The Central Bank of Nigeria (CBN) on Monday discontinued the processing of Forms M for importation of maize/corn into the country.

The apex bank directed all authorised dealers to submit the list of Forms M already registered for the importation of maize/corn using a designated format on or before the close of business on Wednesday, July 15, 2020.

It said the move is part of efforts to increase local production, stimulate a rapid economic recovery, safeguard rural livelihoods and create jobs. Many jobs have been lost as a result of the ongoing Covid-19 pandemic.

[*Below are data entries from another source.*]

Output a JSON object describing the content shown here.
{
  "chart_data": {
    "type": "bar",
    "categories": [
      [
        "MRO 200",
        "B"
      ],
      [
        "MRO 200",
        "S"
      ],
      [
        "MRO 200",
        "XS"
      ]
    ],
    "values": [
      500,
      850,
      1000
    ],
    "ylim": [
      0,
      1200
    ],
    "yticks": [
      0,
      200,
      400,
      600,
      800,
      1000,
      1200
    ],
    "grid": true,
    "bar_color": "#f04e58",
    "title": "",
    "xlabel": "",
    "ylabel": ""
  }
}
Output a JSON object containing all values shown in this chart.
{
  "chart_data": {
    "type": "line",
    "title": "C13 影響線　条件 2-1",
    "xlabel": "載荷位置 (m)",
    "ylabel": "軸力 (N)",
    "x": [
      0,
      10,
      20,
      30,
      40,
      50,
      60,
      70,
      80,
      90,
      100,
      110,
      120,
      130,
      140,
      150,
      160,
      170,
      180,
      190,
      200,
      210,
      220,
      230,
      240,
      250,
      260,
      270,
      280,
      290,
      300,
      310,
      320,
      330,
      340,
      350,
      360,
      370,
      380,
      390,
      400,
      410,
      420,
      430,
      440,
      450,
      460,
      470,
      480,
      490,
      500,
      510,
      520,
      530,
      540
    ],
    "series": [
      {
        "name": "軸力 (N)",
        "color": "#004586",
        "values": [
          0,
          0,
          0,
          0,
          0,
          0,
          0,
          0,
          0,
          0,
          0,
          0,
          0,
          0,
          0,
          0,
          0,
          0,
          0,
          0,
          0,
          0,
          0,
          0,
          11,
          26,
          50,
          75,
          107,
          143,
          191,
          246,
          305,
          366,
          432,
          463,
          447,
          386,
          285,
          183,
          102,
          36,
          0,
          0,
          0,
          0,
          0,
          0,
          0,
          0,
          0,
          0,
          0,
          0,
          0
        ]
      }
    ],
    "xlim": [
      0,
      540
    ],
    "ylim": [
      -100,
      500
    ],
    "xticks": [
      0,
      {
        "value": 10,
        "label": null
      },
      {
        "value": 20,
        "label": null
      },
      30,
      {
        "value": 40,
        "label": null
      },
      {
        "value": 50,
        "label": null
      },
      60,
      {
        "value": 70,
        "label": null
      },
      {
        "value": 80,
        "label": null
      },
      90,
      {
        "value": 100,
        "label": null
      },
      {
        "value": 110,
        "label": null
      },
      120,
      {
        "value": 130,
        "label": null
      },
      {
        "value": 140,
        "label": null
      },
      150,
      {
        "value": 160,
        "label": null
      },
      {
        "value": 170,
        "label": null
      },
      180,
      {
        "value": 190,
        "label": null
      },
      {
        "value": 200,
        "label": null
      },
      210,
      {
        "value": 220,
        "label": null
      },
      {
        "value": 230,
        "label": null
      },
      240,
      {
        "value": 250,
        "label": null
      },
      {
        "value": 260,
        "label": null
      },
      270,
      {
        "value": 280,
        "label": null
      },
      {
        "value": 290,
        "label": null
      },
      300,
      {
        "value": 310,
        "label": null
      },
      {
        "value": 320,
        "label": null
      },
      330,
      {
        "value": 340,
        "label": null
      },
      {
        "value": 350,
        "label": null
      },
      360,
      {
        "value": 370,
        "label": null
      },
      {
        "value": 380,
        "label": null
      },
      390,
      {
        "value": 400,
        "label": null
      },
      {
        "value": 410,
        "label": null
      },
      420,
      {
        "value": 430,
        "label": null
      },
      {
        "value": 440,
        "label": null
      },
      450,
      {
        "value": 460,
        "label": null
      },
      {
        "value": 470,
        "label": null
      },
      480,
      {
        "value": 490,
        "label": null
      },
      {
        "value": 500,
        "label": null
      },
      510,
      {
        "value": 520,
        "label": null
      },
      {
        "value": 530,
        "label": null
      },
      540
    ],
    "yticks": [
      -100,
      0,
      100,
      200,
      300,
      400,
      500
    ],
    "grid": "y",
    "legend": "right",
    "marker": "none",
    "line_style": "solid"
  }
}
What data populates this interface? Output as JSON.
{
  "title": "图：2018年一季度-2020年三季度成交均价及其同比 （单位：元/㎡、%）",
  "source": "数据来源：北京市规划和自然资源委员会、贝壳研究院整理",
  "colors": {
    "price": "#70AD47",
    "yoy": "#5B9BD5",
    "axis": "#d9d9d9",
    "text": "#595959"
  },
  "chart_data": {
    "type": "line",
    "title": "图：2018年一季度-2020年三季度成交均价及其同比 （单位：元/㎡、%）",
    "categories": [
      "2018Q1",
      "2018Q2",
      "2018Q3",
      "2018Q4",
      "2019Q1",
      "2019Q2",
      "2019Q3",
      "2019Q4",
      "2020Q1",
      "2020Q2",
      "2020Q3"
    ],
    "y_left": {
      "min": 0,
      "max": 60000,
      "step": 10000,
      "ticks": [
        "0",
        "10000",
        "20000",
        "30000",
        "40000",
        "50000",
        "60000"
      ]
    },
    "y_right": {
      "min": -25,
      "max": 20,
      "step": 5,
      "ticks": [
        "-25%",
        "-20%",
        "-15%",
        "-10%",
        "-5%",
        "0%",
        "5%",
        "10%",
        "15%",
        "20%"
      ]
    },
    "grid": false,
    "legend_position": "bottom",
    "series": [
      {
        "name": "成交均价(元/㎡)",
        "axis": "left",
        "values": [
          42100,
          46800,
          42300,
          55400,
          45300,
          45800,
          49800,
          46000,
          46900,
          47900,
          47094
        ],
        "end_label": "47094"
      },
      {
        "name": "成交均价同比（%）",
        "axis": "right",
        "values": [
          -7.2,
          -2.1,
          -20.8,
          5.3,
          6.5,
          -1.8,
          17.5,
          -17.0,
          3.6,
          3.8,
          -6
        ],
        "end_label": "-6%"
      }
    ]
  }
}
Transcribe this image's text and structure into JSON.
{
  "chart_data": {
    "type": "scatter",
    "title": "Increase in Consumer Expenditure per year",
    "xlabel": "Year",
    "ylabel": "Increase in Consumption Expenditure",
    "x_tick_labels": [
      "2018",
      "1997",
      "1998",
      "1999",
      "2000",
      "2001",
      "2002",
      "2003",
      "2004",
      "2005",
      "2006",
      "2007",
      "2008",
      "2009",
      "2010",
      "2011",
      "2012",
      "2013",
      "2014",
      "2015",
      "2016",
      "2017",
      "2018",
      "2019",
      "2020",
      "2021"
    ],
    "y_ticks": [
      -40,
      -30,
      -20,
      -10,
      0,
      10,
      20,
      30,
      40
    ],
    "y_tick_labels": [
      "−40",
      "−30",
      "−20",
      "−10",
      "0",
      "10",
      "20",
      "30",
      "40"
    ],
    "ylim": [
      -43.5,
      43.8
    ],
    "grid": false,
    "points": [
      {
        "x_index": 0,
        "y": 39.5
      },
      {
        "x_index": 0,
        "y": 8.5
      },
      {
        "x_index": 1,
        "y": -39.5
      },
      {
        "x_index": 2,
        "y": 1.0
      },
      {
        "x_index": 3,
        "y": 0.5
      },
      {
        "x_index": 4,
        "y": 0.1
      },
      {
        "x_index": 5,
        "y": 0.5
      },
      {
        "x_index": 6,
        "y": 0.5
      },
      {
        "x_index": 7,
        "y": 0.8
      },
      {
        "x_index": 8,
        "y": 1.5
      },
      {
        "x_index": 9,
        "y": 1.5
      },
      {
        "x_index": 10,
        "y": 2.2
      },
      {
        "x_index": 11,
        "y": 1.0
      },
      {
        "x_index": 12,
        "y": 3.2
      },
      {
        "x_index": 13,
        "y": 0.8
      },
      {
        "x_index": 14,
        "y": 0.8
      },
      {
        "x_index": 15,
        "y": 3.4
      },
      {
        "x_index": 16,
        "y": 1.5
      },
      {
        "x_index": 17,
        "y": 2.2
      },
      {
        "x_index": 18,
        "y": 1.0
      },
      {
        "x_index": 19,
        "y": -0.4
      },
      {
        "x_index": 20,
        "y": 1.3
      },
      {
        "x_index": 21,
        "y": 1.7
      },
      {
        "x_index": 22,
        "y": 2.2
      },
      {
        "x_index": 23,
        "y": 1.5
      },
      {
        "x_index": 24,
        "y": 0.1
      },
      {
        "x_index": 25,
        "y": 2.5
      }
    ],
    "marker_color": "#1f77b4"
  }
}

“As part of efforts by the Central Bank of Nigeria to increase local production, stimulate a rapid economic recovery, safeguard rural livelihoods, and increase jobs which were lost as a result of the ongoing COVID-19 pandemic, Authorised Dealers are hereby directed to discontinue the processing of Forms M for the importation of Maize/Corn with immediate effect,” the CBN said in a circular signed by O. S. Nnaji, its director, trade and exchange department.

“Accordingly, all Authorised Dealers are hereby requested to submit the list of Forms M already registered for the importation of Maize/Corn using the attached format on or before the close of business on Wednesday July 15, 2020. Please ensure strict compliance,” the circular said.

The CBN in 2015 excluded importers of some food items from accessing foreign exchange in order to encourage local production of such items.

Form M is a document to be completed by all importers into Nigeria. The documentation also enables lenders submit bids to the central bank for hard currency to pay for the imports.

The government is seeking to fund a balance of payment gap of around $14 billion in 2020, according to central bank data.

Dollar demand has been swelling and piling pressure on the naira. Importers with past due obligations have scrambled for hard currency while providers of foreign exchange, such as offshore investors, have exited.

The oil price crash caused by coronavirus pandemic has exacerbated a shortage of dollars for Nigeria, whose reserve has declined 20% to $36.13 billion over the last year.

Last year, the central bank told lenders to stop processing milk imports on a credit basis after it said it would ban access to forex for diary to spur local production. It later lifted forex restrictions for milk imports for six firms.